O atendimento ao pedido foi feito de forma voluntária pela AGU, após requisição formal da Defensoria Pública da União (DPU), que representa os interesses da família da jovem. A medida ocorre em meio a questionamentos sobre a real causa e o momento da morte de Juliana, gerados por informações contraditórias da autópsia realizada na Indonésia e imagens de drones divulgadas por turistas.

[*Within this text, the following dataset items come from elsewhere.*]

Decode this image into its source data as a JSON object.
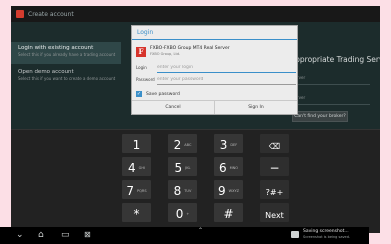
{
  "app": {
    "title": "Create account",
    "left_items": [
      {
        "title": "Login with existing account",
        "subtitle": "Select this if you already have a trading account"
      },
      {
        "title": "Open demo account",
        "subtitle": "Select this if you want to create a demo account"
      }
    ],
    "right_heading": "Appropriate Trading Server",
    "right_fields": [
      "Server",
      "Server"
    ],
    "cant_find_button": "Can't find your broker?"
  },
  "dialog": {
    "title": "Login",
    "server": {
      "icon_letter": "F",
      "name": "FXBO-FXBO Group MT4 Real Server",
      "description": "FXBO Group, Ltd."
    },
    "login_label": "Login",
    "login_placeholder": "enter your login",
    "password_label": "Password",
    "password_placeholder": "enter your password",
    "save_password_label": "Save password",
    "save_password_checked": true,
    "cancel_button": "Cancel",
    "signin_button": "Sign In"
  },
  "keyboard": {
    "rows": [
      [
        {
          "main": "1",
          "sub": ""
        },
        {
          "main": "2",
          "sub": "ABC"
        },
        {
          "main": "3",
          "sub": "DEF"
        },
        {
          "main": "",
          "sub": "",
          "icon": "backspace-icon",
          "glyph": "⌫"
        }
      ],
      [
        {
          "main": "4",
          "sub": "GHI"
        },
        {
          "main": "5",
          "sub": "JKL"
        },
        {
          "main": "6",
          "sub": "MNO"
        },
        {
          "main": "−",
          "sub": ""
        }
      ],
      [
        {
          "main": "7",
          "sub": "PQRS"
        },
        {
          "main": "8",
          "sub": "TUV"
        },
        {
          "main": "9",
          "sub": "WXYZ"
        },
        {
          "main": "?#+",
          "sub": ""
        }
      ],
      [
        {
          "main": "*",
          "sub": ""
        },
        {
          "main": "0",
          "sub": "+"
        },
        {
          "main": "#",
          "sub": ""
        },
        {
          "main": "Next",
          "sub": ""
        }
      ]
    ]
  },
  "navbar": {
    "back_icon": "back-icon",
    "home_icon": "home-icon",
    "recents_icon": "recent-apps-icon",
    "screenshot_icon": "screenshot-icon",
    "notification_title": "Saving screenshot...",
    "notification_subtitle": "Screenshot is being saved."
  }
}
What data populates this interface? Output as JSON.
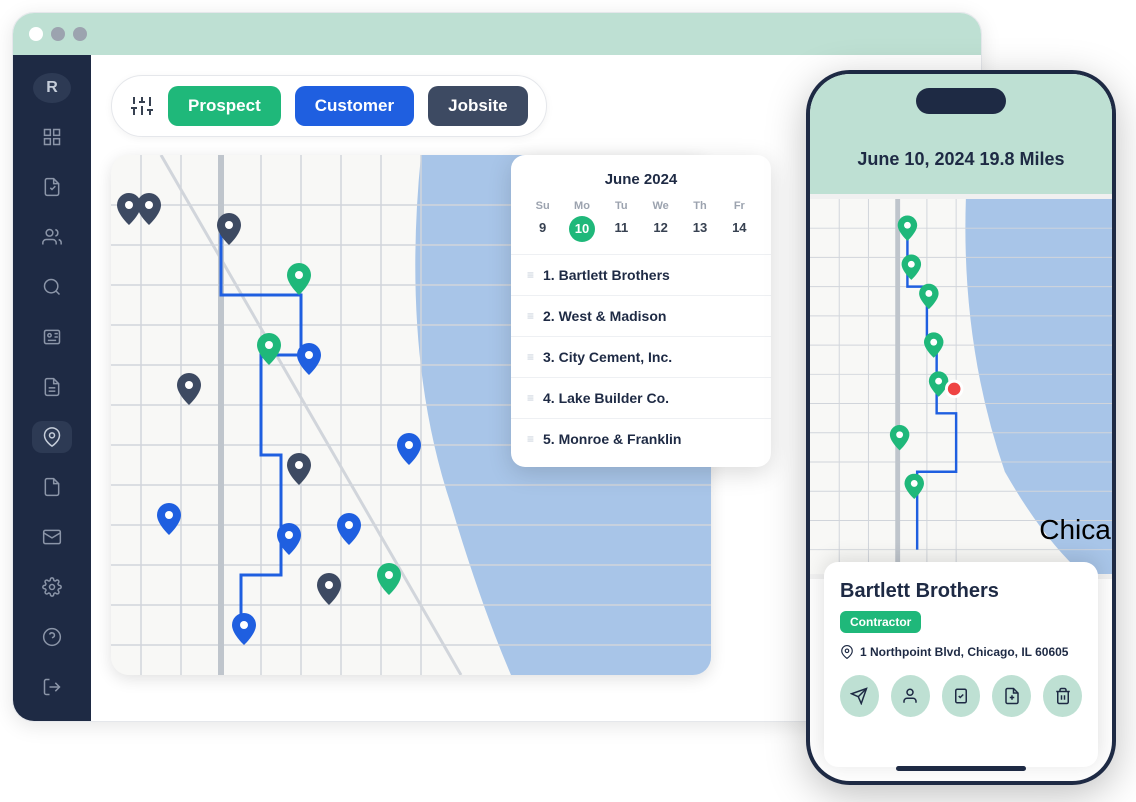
{
  "filters": {
    "prospect": "Prospect",
    "customer": "Customer",
    "jobsite": "Jobsite"
  },
  "calendar": {
    "title": "June 2024",
    "heads": [
      "Su",
      "Mo",
      "Tu",
      "We",
      "Th",
      "Fr"
    ],
    "days": [
      "9",
      "10",
      "11",
      "12",
      "13",
      "14"
    ],
    "selected_index": 1
  },
  "route": [
    "1. Bartlett Brothers",
    "2. West & Madison",
    "3. City Cement, Inc.",
    "4. Lake Builder Co.",
    "5. Monroe & Franklin"
  ],
  "mobile": {
    "header": "June 10, 2024 19.8 Miles",
    "city": "Chicago",
    "card": {
      "title": "Bartlett Brothers",
      "badge": "Contractor",
      "address": "1 Northpoint Blvd, Chicago, IL 60605"
    }
  },
  "colors": {
    "green": "#1fb87a",
    "blue": "#1f5fe0",
    "dark": "#3d4a62",
    "mint": "#bee0d3",
    "navy": "#1e2a44"
  }
}
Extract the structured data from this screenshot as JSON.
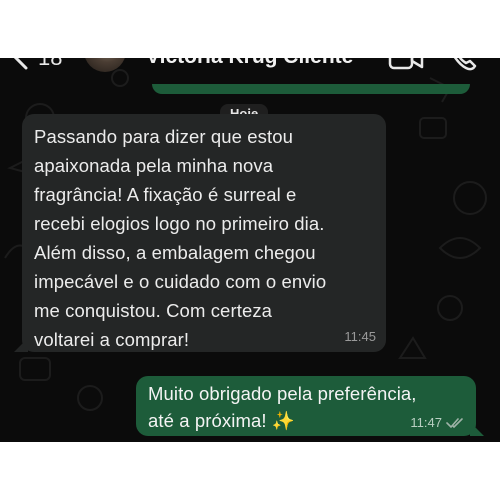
{
  "header": {
    "unread_count": "18",
    "contact_name": "Victoria Krug Cliente"
  },
  "chat": {
    "date_label": "Hoje",
    "messages": [
      {
        "direction": "incoming",
        "text": "Passando para dizer que estou\napaixonada pela minha nova\nfragrância! A fixação é surreal e\nrecebi elogios logo no primeiro dia.\nAlém disso, a embalagem chegou\nimpecável e o cuidado com o envio\nme conquistou. Com certeza\nvoltarei a comprar!",
        "time": "11:45"
      },
      {
        "direction": "outgoing",
        "text": "Muito obrigado pela preferência,\naté a próxima! ✨",
        "time": "11:47",
        "status_icon": "double-check-read-icon"
      }
    ]
  },
  "colors": {
    "background": "#0b0b0b",
    "incoming_bubble": "#242626",
    "outgoing_bubble": "#1d5c3a",
    "read_ticks": "#9fb3a8"
  },
  "icons": [
    "back-chevron-icon",
    "video-call-icon",
    "phone-call-icon",
    "sparkles-emoji"
  ]
}
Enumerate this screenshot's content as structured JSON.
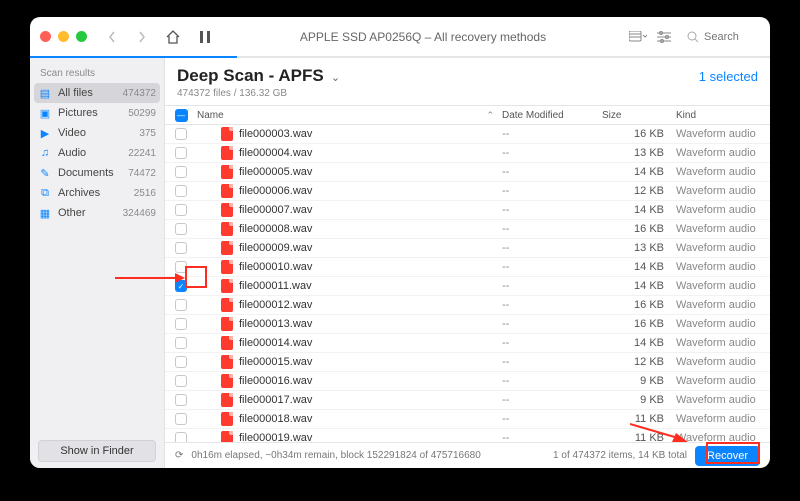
{
  "titlebar": {
    "device": "APPLE SSD AP0256Q",
    "mode": "All recovery methods",
    "search_placeholder": "Search"
  },
  "sidebar": {
    "header": "Scan results",
    "items": [
      {
        "icon": "files-icon",
        "label": "All files",
        "count": "474372"
      },
      {
        "icon": "pictures-icon",
        "label": "Pictures",
        "count": "50299"
      },
      {
        "icon": "video-icon",
        "label": "Video",
        "count": "375"
      },
      {
        "icon": "audio-icon",
        "label": "Audio",
        "count": "22241"
      },
      {
        "icon": "documents-icon",
        "label": "Documents",
        "count": "74472"
      },
      {
        "icon": "archives-icon",
        "label": "Archives",
        "count": "2516"
      },
      {
        "icon": "other-icon",
        "label": "Other",
        "count": "324469"
      }
    ],
    "footer_button": "Show in Finder"
  },
  "main": {
    "title": "Deep Scan - APFS",
    "subtitle": "474372 files / 136.32 GB",
    "selected": "1 selected",
    "columns": {
      "name": "Name",
      "date": "Date Modified",
      "size": "Size",
      "kind": "Kind"
    }
  },
  "rows": [
    {
      "name": "file000003.wav",
      "date": "--",
      "size": "16 KB",
      "kind": "Waveform audio",
      "checked": false
    },
    {
      "name": "file000004.wav",
      "date": "--",
      "size": "13 KB",
      "kind": "Waveform audio",
      "checked": false
    },
    {
      "name": "file000005.wav",
      "date": "--",
      "size": "14 KB",
      "kind": "Waveform audio",
      "checked": false
    },
    {
      "name": "file000006.wav",
      "date": "--",
      "size": "12 KB",
      "kind": "Waveform audio",
      "checked": false
    },
    {
      "name": "file000007.wav",
      "date": "--",
      "size": "14 KB",
      "kind": "Waveform audio",
      "checked": false
    },
    {
      "name": "file000008.wav",
      "date": "--",
      "size": "16 KB",
      "kind": "Waveform audio",
      "checked": false
    },
    {
      "name": "file000009.wav",
      "date": "--",
      "size": "13 KB",
      "kind": "Waveform audio",
      "checked": false
    },
    {
      "name": "file000010.wav",
      "date": "--",
      "size": "14 KB",
      "kind": "Waveform audio",
      "checked": false
    },
    {
      "name": "file000011.wav",
      "date": "--",
      "size": "14 KB",
      "kind": "Waveform audio",
      "checked": true
    },
    {
      "name": "file000012.wav",
      "date": "--",
      "size": "16 KB",
      "kind": "Waveform audio",
      "checked": false
    },
    {
      "name": "file000013.wav",
      "date": "--",
      "size": "16 KB",
      "kind": "Waveform audio",
      "checked": false
    },
    {
      "name": "file000014.wav",
      "date": "--",
      "size": "14 KB",
      "kind": "Waveform audio",
      "checked": false
    },
    {
      "name": "file000015.wav",
      "date": "--",
      "size": "12 KB",
      "kind": "Waveform audio",
      "checked": false
    },
    {
      "name": "file000016.wav",
      "date": "--",
      "size": "9 KB",
      "kind": "Waveform audio",
      "checked": false
    },
    {
      "name": "file000017.wav",
      "date": "--",
      "size": "9 KB",
      "kind": "Waveform audio",
      "checked": false
    },
    {
      "name": "file000018.wav",
      "date": "--",
      "size": "11 KB",
      "kind": "Waveform audio",
      "checked": false
    },
    {
      "name": "file000019.wav",
      "date": "--",
      "size": "11 KB",
      "kind": "Waveform audio",
      "checked": false
    }
  ],
  "statusbar": {
    "spinner": "⟳",
    "text": "0h16m elapsed, ~0h34m remain, block 152291824 of 475716680",
    "summary": "1 of 474372 items, 14 KB total",
    "recover": "Recover"
  }
}
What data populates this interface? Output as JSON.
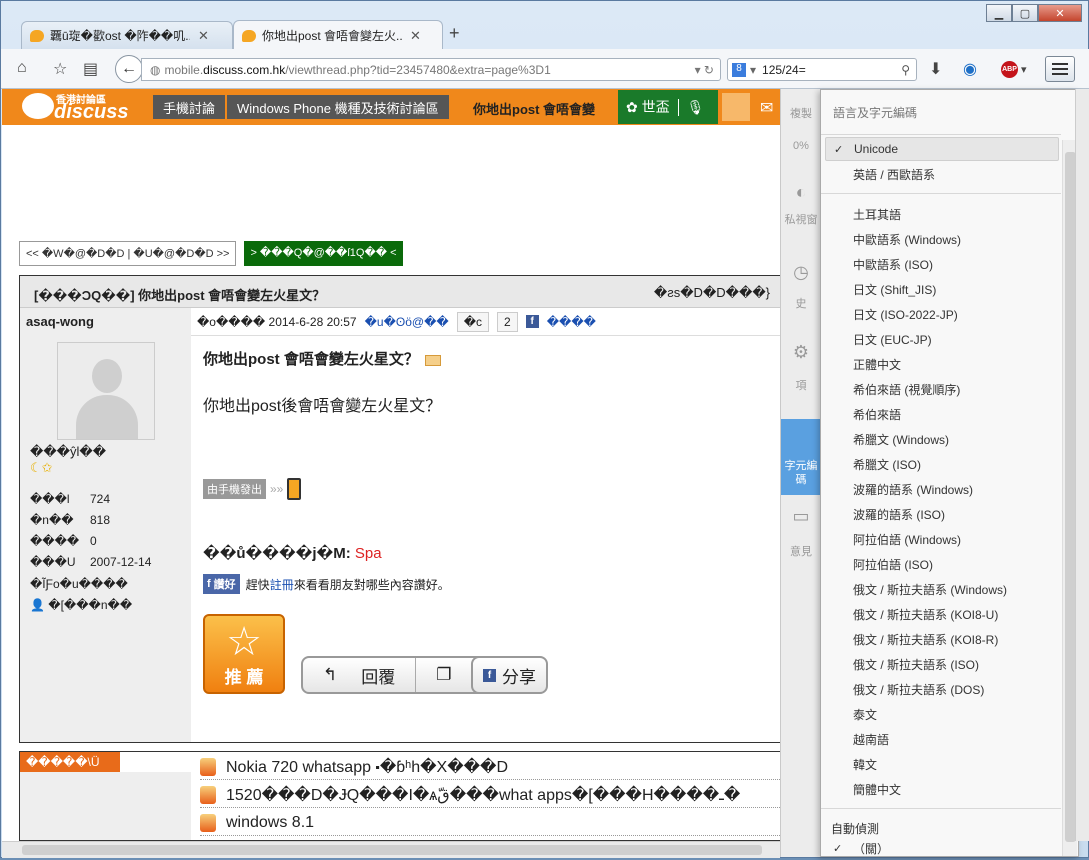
{
  "browser": {
    "tabs": [
      {
        "label": "覊ū琁�歡ost �阼��叽..."
      },
      {
        "label": "你地出post 會唔會變左火..."
      }
    ],
    "new_tab": "+",
    "url_prefix": "mobile.",
    "url_domain": "discuss.com.hk",
    "url_path": "/viewthread.php?tid=23457480&extra=page%3D1",
    "search_value": "125/24=",
    "abp": "ABP"
  },
  "site": {
    "logo_top": "香港討論區",
    "logo_main": "discuss",
    "crumb1": "手機討論",
    "crumb2": "Windows Phone 機種及技術討論區",
    "crumb_title": "你地出post 會唔會變",
    "world": "✿ 世盃",
    "pager_prev": "<< �W�@�D�D | �U�@�D�D >>",
    "pager_next": "> ���Q�@��ſ1Q�� <"
  },
  "thread": {
    "title": "[���ϽQ��] 你地出post 會唔會變左火星文？",
    "title_right": "�ƨs�D�D���} ",
    "author": "asaq-wong",
    "user_level": "���ŷl��",
    "stars": "☾✩",
    "stats": [
      {
        "k": "���l",
        "v": "724"
      },
      {
        "k": "�n��",
        "v": "818"
      },
      {
        "k": "����",
        "v": "0"
      },
      {
        "k": "���U",
        "v": "2007-12-14"
      }
    ],
    "link1": "�ĨƑo�u����",
    "link2": "�[���n��",
    "meta_posted": "�o���� 2014-6-28 20:57",
    "meta_blue": "�u�ʘö@��",
    "meta_box1": "�c",
    "meta_box2": "2",
    "meta_fb": "����",
    "post_title": "你地出post 會唔會變左火星文？",
    "post_text": "你地出post後會唔會變左火星文？",
    "mobile_badge": "由手機發出",
    "sig_label": "��ů����j�M:",
    "sig_link": "Spa",
    "like_btn": "讚好",
    "like_text_pre": "趕快",
    "like_link": "註冊",
    "like_text_post": "來看看朋友對哪些內容讚好。",
    "recommend": "推 薦",
    "reply": "回覆",
    "quote": "引用",
    "share": "分享"
  },
  "related": {
    "header": "�����\\Ü",
    "items": [
      {
        "label": "Nokia 720 whatsapp ⬝�ɓʰh�X���D"
      },
      {
        "label": "1520���D�ɈQ���I�ѧقّ���what apps�[���H����ـ�"
      },
      {
        "label": "windows 8.1"
      }
    ]
  },
  "sidepanel": {
    "items": [
      "複製",
      "0%",
      "私視窗",
      "史",
      "項",
      "字元編碼",
      "意見"
    ]
  },
  "dropdown": {
    "header": "語言及字元編碼",
    "selected": "Unicode",
    "group1": [
      "英語 / 西歐語系"
    ],
    "group2": [
      "土耳其語",
      "中歐語系 (Windows)",
      "中歐語系 (ISO)",
      "日文 (Shift_JIS)",
      "日文 (ISO-2022-JP)",
      "日文 (EUC-JP)",
      "正體中文",
      "希伯來語 (視覺順序)",
      "希伯來語",
      "希臘文 (Windows)",
      "希臘文 (ISO)",
      "波羅的語系 (Windows)",
      "波羅的語系 (ISO)",
      "阿拉伯語 (Windows)",
      "阿拉伯語 (ISO)",
      "俄文 / 斯拉夫語系 (Windows)",
      "俄文 / 斯拉夫語系 (KOI8-U)",
      "俄文 / 斯拉夫語系 (KOI8-R)",
      "俄文 / 斯拉夫語系 (ISO)",
      "俄文 / 斯拉夫語系 (DOS)",
      "泰文",
      "越南語",
      "韓文",
      "簡體中文"
    ],
    "autodetect_header": "自動偵測",
    "autodetect_value": "（關）"
  }
}
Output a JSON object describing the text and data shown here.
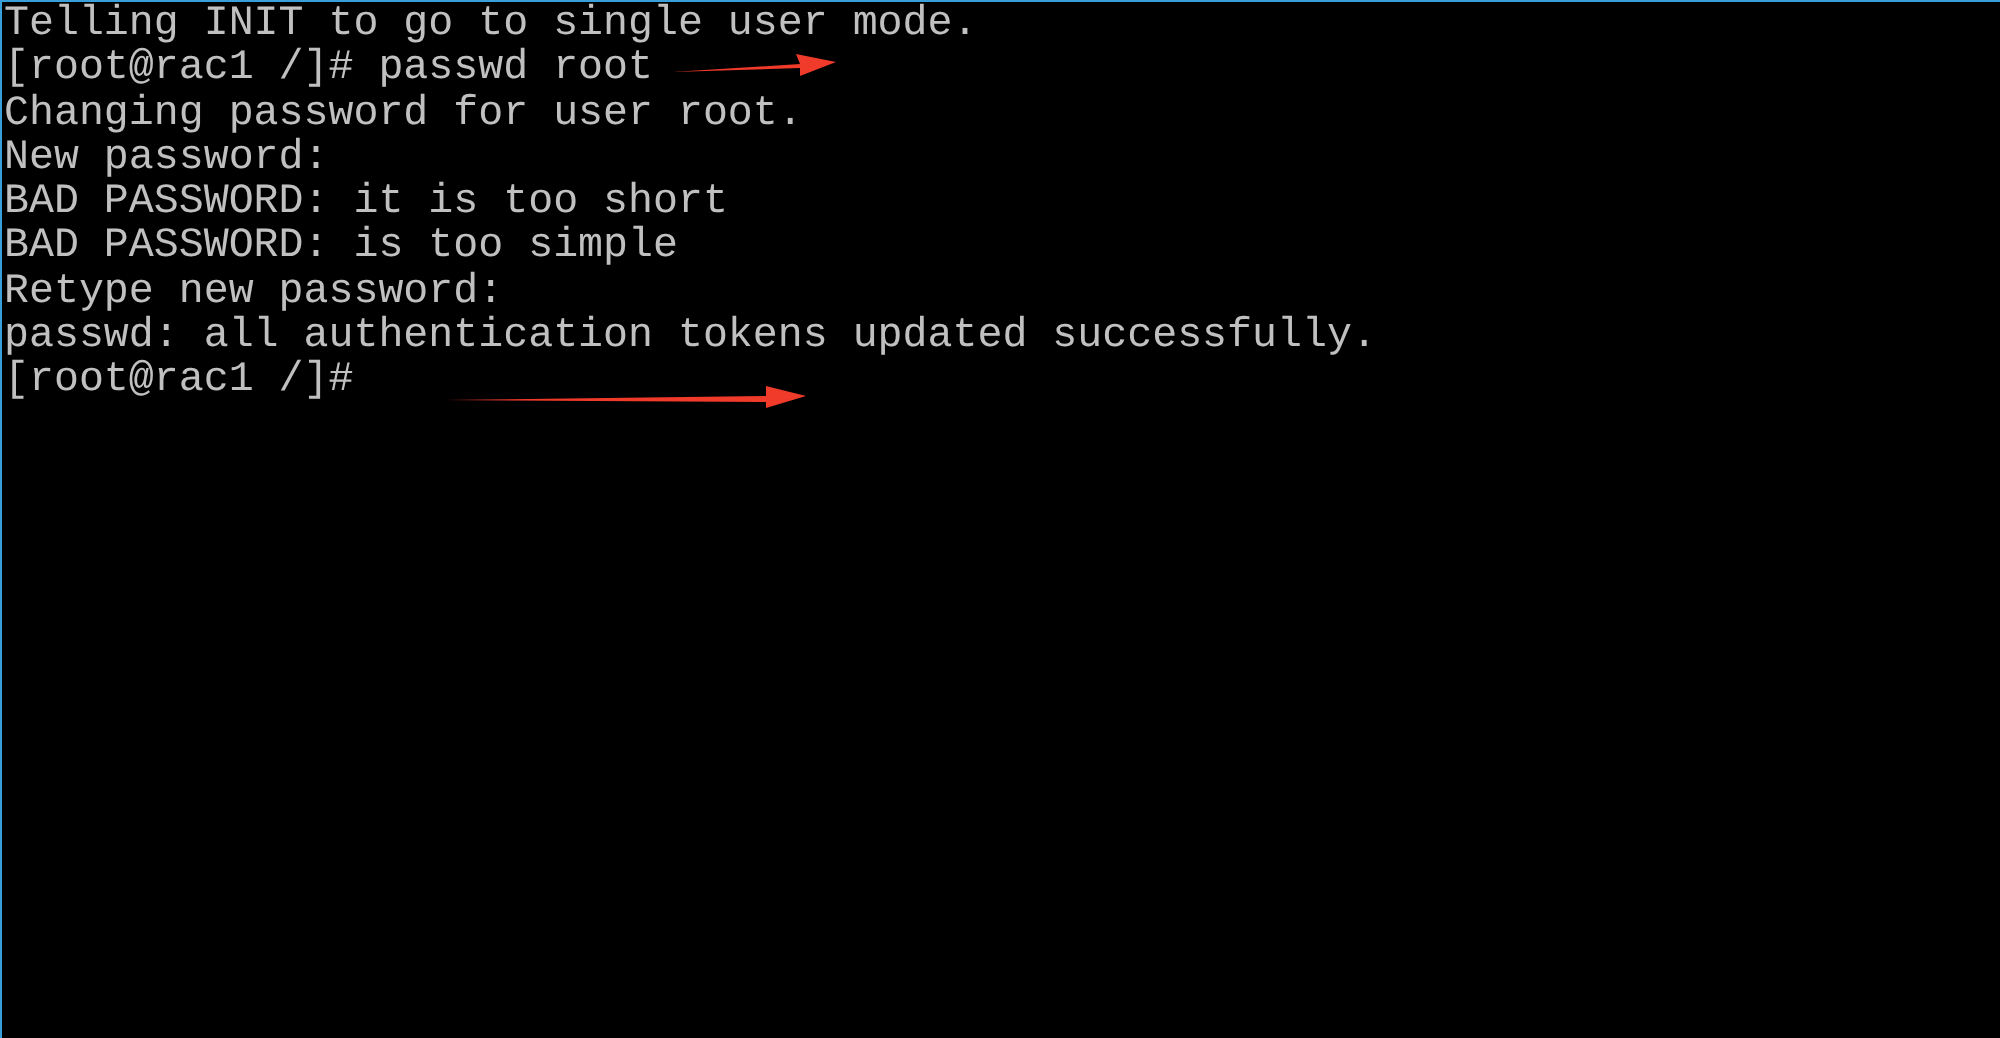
{
  "terminal": {
    "lines": [
      {
        "text": "Telling INIT to go to single user mode.",
        "arrow": false
      },
      {
        "text": "[root@rac1 /]# passwd root",
        "arrow": true
      },
      {
        "text": "Changing password for user root.",
        "arrow": false
      },
      {
        "text": "New password:",
        "arrow": false
      },
      {
        "text": "BAD PASSWORD: it is too short",
        "arrow": false
      },
      {
        "text": "BAD PASSWORD: is too simple",
        "arrow": false
      },
      {
        "text": "Retype new password:",
        "arrow": false
      },
      {
        "text": "passwd: all authentication tokens updated successfully.",
        "arrow": false
      },
      {
        "text": "[root@rac1 /]#",
        "arrow": true
      }
    ]
  }
}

Governo federal acompanha o caso
A decisão da AGU foi comunicada à 7ª Vara Federal de Niterói e seguiu orientação do presidente Luiz Inácio Lula da Silva, que determinou atenção especial às demandas da família. Uma audiência de urgência entre AGU, DPU e o Estado do Rio de Janeiro está marcada para esta terça-feira 1º, às 15h, para definir como o novo exame será conduzido e quais instituições ficarão responsáveis pelo processo.
O procurador-regional da União da 2ª Região, Glaucio de Lima e Castro, destacou que o governo federal tem atuado com solidariedade desde o início do caso. Segundo ele, a União se antecipou ao pedido judicial “por compreender a natureza humanitária da demanda” e garantir que todas as providências ocorram com celeridade e efetividade.
A certidão de óbito emitida pela Embaixada do Brasil em Jacarta foi baseada na autópsia feita na Indonésia e indicou que Juliana morreu logo após uma queda durante a trilha. No entanto, a DPU argumenta que há lacunas nas informações oficiais, especialmente sobre o tempo entre o acidente e o óbito.
Imagens de drones captadas por turistas sugerem que Juliana poderia ter sobrevivido por mais tempo, esperando por socorro, o que levanta suspeitas de possível omissão de socorro pelas autoridades locais, fato que pode gerar responsabilizações civis e criminais.
Para preservar eventuais evidências, a DPU reforçou que a nova autópsia deve ocorrer no máximo seis horas após a chegada do corpo ao Brasil. A Polícia Federal já se colocou à disposição para auxiliar no transporte até o Instituto Médico Legal (IML) que for indicado.
Expectativa por respostas
A nova perícia é vista como essencial para esclarecer definitivamente as causas e o momento da morte da jovem brasileira, cuja história comoveu o país e repercutiu internacionalmente. A família de Juliana Marins espera que o novo laudo forneça respostas concretas sobre as circunstâncias que envolveram sua morte e eventuais falhas no socorro.